Johannes Vetter, a spokesman for MOL, said there were “no final numbers on the table,” adding, “We will know in a few weeks if there will be delays.”
Even if the pipeline is completed, there is the issue of finding natural gas to fill it. The consortium has been banking on Azerbaijan, which has vast reserves of gas. But those fields have not yet been developed.
BP is the project operator of the Shah Deniz II field in Azerbaijan, and holds a 25 percent stake in it. For months, Nabucco has been negotiating to obtain gas from the Shah Deniz II field. But the Azeri government has yet to decide whether it will sell gas to Nabucco or to some other pipeline operator.
Elshad Nasirov, vice president of Socar, Azerbaijan’s state-owned oil and natural gas company, said recently that Shah Deniz II could only guarantee 10 billion cubic meters of gas for export, less than one-third of Nabucco’s capacity.
“We do not promise additional gas,” he said. “Everything depends on the price.”
RWE has been looking elsewhere for supplies. Last year it signed a cooperation agreement with Iraqi Kurdistan, which has large reserves of gas. The long-term goal of the semiautonomous region is to supply Nabucco with 20 billion cubic meters of gas a year, according to Kurdistan’s natural resources minister, Ashti Hawrami.
To accomplish that, however, Nabucco would have to build another pipeline, 550 kilometers long, to bring the gas across Turkey to the main pipeline. That would drive up costs.
“The fact is that there will not be 30 billion cubic meters of gas for Nabucco until well into the next decade,” said Mr. Stern from the Oxford Institute.
Moreover, as Socar has made clear, Nabucco is not alone in trying to obtain gas from the Shah Deniz II fields.

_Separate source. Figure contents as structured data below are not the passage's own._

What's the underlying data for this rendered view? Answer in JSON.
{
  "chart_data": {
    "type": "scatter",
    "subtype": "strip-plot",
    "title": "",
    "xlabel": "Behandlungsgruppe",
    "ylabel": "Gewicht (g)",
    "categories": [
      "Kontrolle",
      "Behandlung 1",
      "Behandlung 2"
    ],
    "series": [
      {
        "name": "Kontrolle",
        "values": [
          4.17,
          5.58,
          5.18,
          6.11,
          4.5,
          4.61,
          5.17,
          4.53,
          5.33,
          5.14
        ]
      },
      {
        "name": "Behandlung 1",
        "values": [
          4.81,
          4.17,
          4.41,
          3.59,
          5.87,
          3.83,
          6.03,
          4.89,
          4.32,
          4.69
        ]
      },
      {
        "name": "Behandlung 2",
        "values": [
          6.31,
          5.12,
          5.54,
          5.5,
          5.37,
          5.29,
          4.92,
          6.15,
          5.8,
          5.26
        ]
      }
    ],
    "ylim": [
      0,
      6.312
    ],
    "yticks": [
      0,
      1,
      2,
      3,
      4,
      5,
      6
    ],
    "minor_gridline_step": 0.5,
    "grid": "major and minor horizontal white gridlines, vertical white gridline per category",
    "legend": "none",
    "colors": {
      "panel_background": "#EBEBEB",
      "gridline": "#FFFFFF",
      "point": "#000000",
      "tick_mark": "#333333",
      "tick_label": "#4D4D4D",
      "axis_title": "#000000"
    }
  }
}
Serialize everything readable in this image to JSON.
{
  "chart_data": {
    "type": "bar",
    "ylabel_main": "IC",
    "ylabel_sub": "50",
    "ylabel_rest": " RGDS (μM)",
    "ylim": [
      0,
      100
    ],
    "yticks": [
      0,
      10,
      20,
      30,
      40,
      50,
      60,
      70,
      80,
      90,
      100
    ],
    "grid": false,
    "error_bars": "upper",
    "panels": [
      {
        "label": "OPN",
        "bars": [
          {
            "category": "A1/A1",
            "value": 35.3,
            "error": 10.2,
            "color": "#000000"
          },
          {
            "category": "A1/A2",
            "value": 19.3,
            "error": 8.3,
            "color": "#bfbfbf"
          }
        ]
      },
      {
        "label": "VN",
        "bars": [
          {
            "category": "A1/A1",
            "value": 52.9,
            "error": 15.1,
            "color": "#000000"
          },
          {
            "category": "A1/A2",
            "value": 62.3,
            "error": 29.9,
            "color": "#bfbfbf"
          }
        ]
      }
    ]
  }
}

Two other European energy projects are also in talks with the Azeri government: competing: the Trans Adriatic Pipeline, or TAP, and the Interconnector Turkey-Greece-Italy, or I.T.G.I.
TAP is backed by Statoil, of Norway; E.ON, of Germany; and EGL, of Switzerland. The 520-kilometer pipeline is to run from Greece to Italy via Albania and cost €1.6 billion.
“There is as yet no agreement with Azerbaijan,” said Kjetil Tungland, TAP’s managing director. “Everybody is waiting for Azerbaijan’s decision.”
The I.T.G.I pipeline is to run from Turkey, across Greece to Italy, have an annual capacity of 12 billion cubic meters and is estimated to cost €2.5 billion. The shareholders are Edison SpA, of Italy; Depa, of Greece; and Botas, the Turkish company that is also a partner in Nabucco.
With all three pipelines chasing after Azeri gas, and with rising costs for Nabucco, the European Union is now lobbying for Nabucco to merge with one of the other projects.
Joschka Fischer, the former German foreign minister and now consultant for RWE, proposed during a meeting of energy experts in Vienna last month that the Southern European pipeline projects should be integrated.
“It would make sense,” Mr. Fischer said. “Business interests would be brought together, but above all it would allow Europe to diversify.” Together, the three pipelines would be able to supply Europe with about 53 billion cubic meters of gas a year.
Nabucco confirmed that talks were taking place.
“We understand that there is a discussion on a political level,” said Mr. Dolezal, the Nabucco spokesman. But, he added, “Nabucco can be realized and stand alone.”
The European Union has made clear it is not counting on that.
“Our main goal is to have access to the Southern Basin,” said Ms. Holzner, the energy commissioner’s spokeswoman. “That is why we do not back one project but also TAP and I.T.G.I.” If Nabucco falters but I.T.G.I. succeeds, she added, “then we will have achieved the same goal: access to the Caspian.”